The book is unflinching, particularly in its portrayal of the brutality of slavery in the US and in its implicit condemnation of the ordinary citizens who not only stood by but revelled in the complete dehumanization of their fellow humans. Americans don’t get off more lightly than their counterparts in Nazi Germany. Wilkerson describes the carnival-like atmosphere at many lynchings and the souvenirs that people took home from them. She also describes in detail the gruesome medical experiments done on black bodies that rivalled those conducted by Nazi doctors on Jews. It is a slice of American history that has been largely sanitized.
Perhaps the sharpest point of the book comes when Wilkerson talks about the reckoning done by Germany over its Nazi past, and the lack of an equivalent in the United States. At the core of Caste is the argument that the United States has not addressed or atoned for the profound injustice on which it was built. Much of the violence inflicted on enslaved Africans were “tortures that the Geneva Conventions would have banned as war crimes had the conventions applied to people of African descent on this soil,” she writes.
But they do not, and whereas Germany has many monuments to the victims of Nazi crimes and none to the perpetrators of those crimes, we in the United States are still arguing over the removal of monuments to those who perpetrated and defended what can only be seen as crimes against humanity. “In Germany, displaying a swastika is a crime punishable by up to three years in prison. In the United States, the rebel flag is incorporated into the official state flag of Mississippi,” Wilkerson notes.
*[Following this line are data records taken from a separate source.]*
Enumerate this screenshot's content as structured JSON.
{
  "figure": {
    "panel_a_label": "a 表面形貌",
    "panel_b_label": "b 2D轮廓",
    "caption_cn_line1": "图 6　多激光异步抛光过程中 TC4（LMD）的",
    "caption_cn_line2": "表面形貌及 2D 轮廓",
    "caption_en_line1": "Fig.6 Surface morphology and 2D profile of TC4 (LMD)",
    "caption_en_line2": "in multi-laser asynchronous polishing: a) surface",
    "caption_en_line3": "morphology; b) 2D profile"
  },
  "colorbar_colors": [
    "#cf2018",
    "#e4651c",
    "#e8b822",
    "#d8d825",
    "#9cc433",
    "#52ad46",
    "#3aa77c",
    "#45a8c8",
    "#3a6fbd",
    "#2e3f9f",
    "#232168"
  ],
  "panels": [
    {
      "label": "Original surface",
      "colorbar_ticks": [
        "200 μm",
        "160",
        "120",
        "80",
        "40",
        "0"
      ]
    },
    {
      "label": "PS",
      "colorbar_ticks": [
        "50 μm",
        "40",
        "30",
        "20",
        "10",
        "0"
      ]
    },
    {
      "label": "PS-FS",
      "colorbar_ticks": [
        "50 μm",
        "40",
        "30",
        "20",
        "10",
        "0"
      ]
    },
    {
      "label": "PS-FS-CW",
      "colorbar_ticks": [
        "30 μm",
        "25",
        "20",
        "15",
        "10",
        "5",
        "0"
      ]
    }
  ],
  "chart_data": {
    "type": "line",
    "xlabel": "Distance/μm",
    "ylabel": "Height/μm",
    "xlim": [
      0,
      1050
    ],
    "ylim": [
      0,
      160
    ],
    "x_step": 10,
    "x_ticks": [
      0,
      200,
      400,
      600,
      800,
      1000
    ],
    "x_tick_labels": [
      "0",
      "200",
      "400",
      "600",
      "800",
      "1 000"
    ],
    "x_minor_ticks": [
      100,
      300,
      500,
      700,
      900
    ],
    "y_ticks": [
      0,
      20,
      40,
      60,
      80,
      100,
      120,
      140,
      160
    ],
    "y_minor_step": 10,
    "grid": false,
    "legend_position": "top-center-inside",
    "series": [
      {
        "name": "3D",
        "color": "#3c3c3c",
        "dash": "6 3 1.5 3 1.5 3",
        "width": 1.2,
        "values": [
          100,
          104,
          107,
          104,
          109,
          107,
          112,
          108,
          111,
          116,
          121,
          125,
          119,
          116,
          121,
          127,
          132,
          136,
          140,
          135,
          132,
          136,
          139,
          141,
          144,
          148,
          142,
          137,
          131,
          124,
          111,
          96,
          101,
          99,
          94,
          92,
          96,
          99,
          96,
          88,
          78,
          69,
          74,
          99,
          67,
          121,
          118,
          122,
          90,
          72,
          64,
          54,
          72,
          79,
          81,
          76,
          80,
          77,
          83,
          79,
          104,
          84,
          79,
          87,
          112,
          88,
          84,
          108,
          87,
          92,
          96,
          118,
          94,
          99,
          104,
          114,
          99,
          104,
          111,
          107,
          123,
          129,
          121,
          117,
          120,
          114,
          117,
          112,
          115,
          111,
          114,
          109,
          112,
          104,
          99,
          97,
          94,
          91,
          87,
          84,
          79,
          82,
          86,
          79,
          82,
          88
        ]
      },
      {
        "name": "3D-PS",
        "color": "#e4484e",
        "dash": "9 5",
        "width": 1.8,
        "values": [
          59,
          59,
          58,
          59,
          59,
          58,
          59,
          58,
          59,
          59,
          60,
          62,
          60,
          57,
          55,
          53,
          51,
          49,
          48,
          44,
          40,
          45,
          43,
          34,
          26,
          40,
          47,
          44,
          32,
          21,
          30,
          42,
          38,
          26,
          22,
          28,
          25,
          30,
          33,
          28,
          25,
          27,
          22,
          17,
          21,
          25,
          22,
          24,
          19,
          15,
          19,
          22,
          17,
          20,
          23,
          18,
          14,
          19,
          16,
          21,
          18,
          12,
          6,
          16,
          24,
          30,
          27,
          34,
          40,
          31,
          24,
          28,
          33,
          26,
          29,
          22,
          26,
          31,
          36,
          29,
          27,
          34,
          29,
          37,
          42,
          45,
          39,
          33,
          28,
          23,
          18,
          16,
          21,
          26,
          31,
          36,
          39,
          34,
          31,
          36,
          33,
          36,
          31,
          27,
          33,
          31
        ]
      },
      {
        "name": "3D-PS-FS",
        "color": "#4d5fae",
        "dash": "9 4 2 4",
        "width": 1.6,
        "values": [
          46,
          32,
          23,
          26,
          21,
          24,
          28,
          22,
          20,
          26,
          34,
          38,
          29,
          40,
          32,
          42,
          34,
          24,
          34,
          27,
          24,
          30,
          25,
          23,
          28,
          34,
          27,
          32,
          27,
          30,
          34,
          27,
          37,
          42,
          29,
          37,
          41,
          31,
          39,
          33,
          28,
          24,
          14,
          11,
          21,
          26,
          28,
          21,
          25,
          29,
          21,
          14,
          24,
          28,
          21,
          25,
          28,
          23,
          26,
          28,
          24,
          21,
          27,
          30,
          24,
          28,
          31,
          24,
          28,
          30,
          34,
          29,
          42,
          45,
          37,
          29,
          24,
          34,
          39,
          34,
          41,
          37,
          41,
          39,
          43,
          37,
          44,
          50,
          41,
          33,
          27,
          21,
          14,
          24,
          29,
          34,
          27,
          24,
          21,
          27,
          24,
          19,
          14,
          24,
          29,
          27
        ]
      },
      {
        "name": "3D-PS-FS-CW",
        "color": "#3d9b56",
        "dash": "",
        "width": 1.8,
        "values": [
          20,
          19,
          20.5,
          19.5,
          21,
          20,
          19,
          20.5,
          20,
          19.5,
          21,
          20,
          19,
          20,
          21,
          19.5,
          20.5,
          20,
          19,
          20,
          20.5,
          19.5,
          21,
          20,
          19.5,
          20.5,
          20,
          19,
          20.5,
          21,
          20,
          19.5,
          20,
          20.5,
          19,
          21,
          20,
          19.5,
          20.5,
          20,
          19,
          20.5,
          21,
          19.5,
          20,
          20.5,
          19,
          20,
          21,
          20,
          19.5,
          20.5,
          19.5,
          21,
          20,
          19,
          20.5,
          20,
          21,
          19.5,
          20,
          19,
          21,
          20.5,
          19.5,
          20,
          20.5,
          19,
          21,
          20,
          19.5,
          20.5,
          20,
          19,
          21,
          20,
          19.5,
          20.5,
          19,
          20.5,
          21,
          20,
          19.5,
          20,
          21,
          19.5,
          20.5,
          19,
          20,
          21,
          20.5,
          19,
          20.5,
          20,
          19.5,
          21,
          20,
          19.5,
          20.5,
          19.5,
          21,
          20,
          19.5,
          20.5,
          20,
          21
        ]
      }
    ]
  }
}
Germans who had not yet been born when Hitler came to power continue to bear the burden of responsibility for their ancestor’s misdeeds; a similar reckoning has yet to take place in the United States.
A movement of reconciliation is long overdue, but as the political arena has illustrated recently, much of America is far from being able to consider our own history with an honest gaze. Wilkerson ends Caste on a hopeful note, urging radical empathy. After finishing the book, though, I find it difficult to share her optimism. Our current political cycle has shown that white power will protect itself at almost any cost. Until we as Americans can take an unblinking look at the basis of the inequalities that plague our nation, we will be unable to change them.